Rohrer was elected at a synod assembly on May 8, and is the first openly transgender person elected to that post in any mainline Christian denomination.
Rohrer has a heart for community outreach and healing, having spent their first 12 years of ministry running a homeless church in San Francisco. Participating in a night ministry and delivering food to the hungry has given them a first-hand experience of hardcore hardship, Rohrer said. Since 2017, Rohrer also has served as a chaplain for the San Francisco Police Department, providing pastoral support to victims and their families.
During their next six years of leadership, Rohrer will also focus on racial justice. They envision the synod as a resource center for congregations, and will be thinking of more ways to interact and work together on topics such as homelessness, food insecurity and diversity.
Another of the bishop-elect’s goals is to work with congregations to improve building features to ease access for people with disabilities, noting that even such simple things as door knobs can be difficult for arthritic hands. “We need to be diverse, caring for all bodies and all kinds of families,” Rohrer said.
On Aug. 15, braving smoke and flames, Bishop-elect Rohrer visited the fire-impacted Lutheran congregations of Quincy, Paradise and Grass Valley.
During a gathering at Peace, Rohrer told of visiting Quincy, which has been ravaged by the on-going Dixie Fire. The bishop-elect found people hunkered down and living in tents in a literal ring of fire. Rohrer delivered gift cards from Lutheran Social Services and offered pastoral aid to those struggling. Some may never live in a home again, not knowing whether school will start, whether they will have a town or what to do next, Rohrer said. In their visit to Paradise, Rohrer found people still attempting to rebuild three years after the Camp Fire.

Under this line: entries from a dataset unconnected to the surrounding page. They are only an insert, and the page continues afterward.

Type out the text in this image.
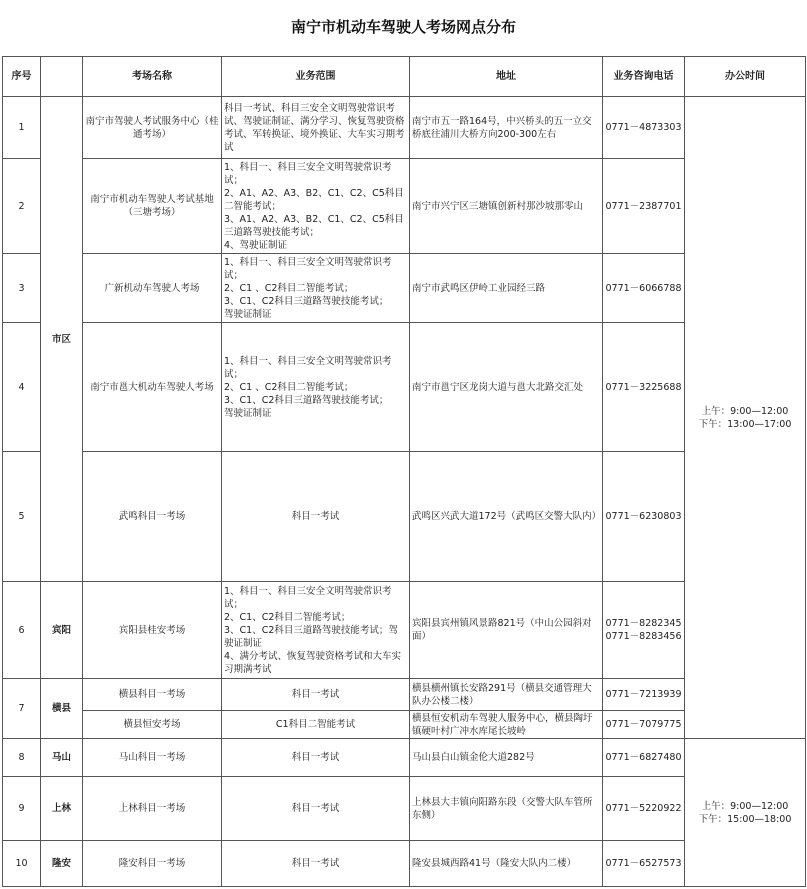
南宁市机动车驾驶人考场网点分布
序号		考场名称	业务范围	地址	业务咨询电话	办公时间
1	市区	南宁市驾驶人考试服务中心（桂通考场）	科目一考试、科目三安全文明驾驶常识考试、驾驶证制证、满分学习、恢复驾驶资格考试、军转换证、境外换证、大车实习期考试	南宁市五一路164号，中兴桥头的五一立交桥底往浦川大桥方向200-300左右	0771－4873303	上午：9:00—12:00
下午：13:00—17:00

2		南宁市机动车驾驶人考试基地（三塘考场）	1、科目一、科目三安全文明驾驶常识考试；
2、A1、A2、A3、B2、C1、C2、C5科目二智能考试；
3、A1、A2、A3、B2、C1、C2、C5科目三道路驾驶技能考试；
4、驾驶证制证	南宁市兴宁区三塘镇创新村那沙坡那零山	0771－2387701	

3		广新机动车驾驶人考场	1、科目一、科目三安全文明驾驶常识考试；
2、C1 、C2科目二智能考试；
3、C1、C2科目三道路驾驶技能考试；
驾驶证制证	南宁市武鸣区伊岭工业园经三路	0771－6066788	

4		南宁市邕大机动车驾驶人考场	1、科目一、科目三安全文明驾驶常识考试；
2、C1 、C2科目二智能考试；
3、C1、C2科目三道路驾驶技能考试；
驾驶证制证	南宁市邕宁区龙岗大道与邕大北路交汇处	0771－3225688	

5		武鸣科目一考场	科目一考试	武鸣区兴武大道172号（武鸣区交警大队内）	0771－6230803	

6	宾阳	宾阳县桂安考场	1、科目一、科目三安全文明驾驶常识考试；
2、C1、C2科目二智能考试；
3、C1、C2科目三道路驾驶技能考试；驾驶证制证
4、满分考试、恢复驾驶资格考试和大车实习期满考试	宾阳县宾州镇风景路821号（中山公园斜对面）	0771－8282345
0771－8283456	

7	横县	横县科目一考场	科目一考试	横县横州镇长安路291号（横县交通管理大队办公楼二楼）	0771－7213939	

		横县恒安考场	C1科目二智能考试	横县恒安机动车驾驶人服务中心，横县陶圩镇硬叶村广冲水库尾长坡岭	0771－7079775	

8	马山	马山科目一考场	科目一考试	马山县白山镇金伦大道282号	0771－6827480	上午：9:00—12:00
下午：15:00—18:00

9	上林	上林科目一考场	科目一考试	上林县大丰镇向阳路东段（交警大队车管所东侧）	0771－5220922	

10	隆安	隆安科目一考场	科目一考试	隆安县城西路41号（隆安大队内二楼）	0771－6527573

Fires such as these and other disasters inspired a vision, Rohrer said, for a corps of Lutheran chaplains, trained in advance, whom the synod can send to offer pastoral care in emergencies.
Rohrer grew up in a small town in South Dakota, is married and has two children, ages 7 and 8. The children, who are Black, are especially excited about the involvement of Peace and the Sierra Pacific Synod with the Lutheran Church in Rwanda. Their family plans to travel there when it is safe to do so, Rohrer said.